Metal Organic Chemical Vapor Deposition (MOCVD)
Redwing recently received funding from the National Science Foundation for her gallium nitride/silicon research. Her group uses a technique called Metal Organic Chemical Vapor Deposition (MOCVD) to synthesize nitride thin film layers. This involves heating a substrate in a reactor and then introducing gases: trimethyl gallium, nitrogen, and ammonia. These gases pass into the reactor and decompose as they become heated at the substrate surface, forming a thin film on the substrate. Her group utilizes a specialized optical system to measure the thin film deposition rate and changes in the curvature of the substrate while the film is depositing. The changes in substrate curvature provide information on the stress in the film.
Film Layer Cracking
The cracking of the film layer comes about because the gallium nitride is under tensile stress and is being pulled apart by the silicon substrate. To cancel the tensile stress, her group is trying to build in a compressive stress. They do this by using a transition layer between the silicon and the gallium nitride, in this case by alloying the film with aluminum. They start with a high amount of aluminum mixed with gallium nitride, and gradually decrease the aluminum until the film is just gallium nitride. The intermediate aluminum gallium nitride layer is about one micron in thickness, as is the pure gallium nitride layer. The silicon substrate is about 500 microns thick.
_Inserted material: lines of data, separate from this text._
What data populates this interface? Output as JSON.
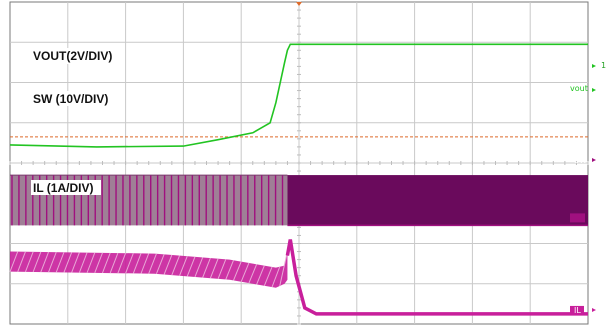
{
  "chart_data": {
    "type": "line",
    "title": "",
    "xlabel": "",
    "ylabel": "",
    "grid": true,
    "grid_divisions": {
      "x": 10,
      "y": 8
    },
    "time_axis_divisions": [
      0,
      10
    ],
    "series": [
      {
        "name": "VOUT(2V/DIV)",
        "label": "VOUT(2V/DIV)",
        "marker": "vout",
        "color": "#22c422",
        "waveform": "line",
        "points": [
          [
            0,
            3.55
          ],
          [
            1.5,
            3.6
          ],
          [
            3.0,
            3.58
          ],
          [
            3.6,
            3.42
          ],
          [
            4.2,
            3.25
          ],
          [
            4.5,
            3.0
          ],
          [
            4.6,
            2.5
          ],
          [
            4.75,
            1.5
          ],
          [
            4.8,
            1.2
          ],
          [
            4.85,
            1.05
          ],
          [
            10,
            1.05
          ]
        ]
      },
      {
        "name": "SW (10V/DIV)",
        "label": "SW (10V/DIV)",
        "marker": "SW",
        "color": "#a0107f",
        "waveform": "switching",
        "low_level": 5.55,
        "high_level": 4.3,
        "switch_time": 4.8,
        "pre_switch_color": "#9f7f96",
        "post_switch_color": "#6a0a5c"
      },
      {
        "name": "IL (1A/DIV)",
        "label": "IL (1A/DIV)",
        "marker": "IL",
        "color": "#c81f9b",
        "waveform": "triangle",
        "ripple_upper": [
          [
            0,
            6.2
          ],
          [
            2.5,
            6.25
          ],
          [
            3.8,
            6.4
          ],
          [
            4.6,
            6.6
          ],
          [
            4.75,
            6.55
          ],
          [
            4.8,
            6.2
          ]
        ],
        "ripple_lower": [
          [
            0,
            6.7
          ],
          [
            2.5,
            6.75
          ],
          [
            3.8,
            6.9
          ],
          [
            4.6,
            7.1
          ],
          [
            4.75,
            7.0
          ],
          [
            4.8,
            6.9
          ]
        ],
        "transient": [
          [
            4.8,
            6.3
          ],
          [
            4.85,
            5.9
          ],
          [
            4.95,
            6.8
          ],
          [
            5.1,
            7.6
          ],
          [
            5.3,
            7.75
          ],
          [
            10,
            7.75
          ]
        ]
      }
    ],
    "trigger_level_marker": {
      "name": "1",
      "color": "#dd6a2a",
      "level": 3.35
    }
  }
}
“We’ve studied this structure using the optical wafer curvature measurement system. What happens is that the film starts out with a high density of defects, which is typical because of the difference in lattice constant between the film and the substrate. By using this graded intermediate layer which introduces a compressive stress, we can get the dislocations to bend and annihilate each other so the gallium layer on top has a lower density of dislocations. Also, the compressive stress that is introduced by the graded layer offsets the tensile stress from thermal expansion and significantly reduces film cracking.”
Thin Film Stresses
Understanding what causes stress in thin film materials is important for making any device, Redwing says. “The type of research we do is to understand on a fundamental level the origin and evolution of stress in these films,” she concludes. “The application for our work is in improving LEDs and transistors, and integrating gallium nitride on silicon for new optical and electronic devices.”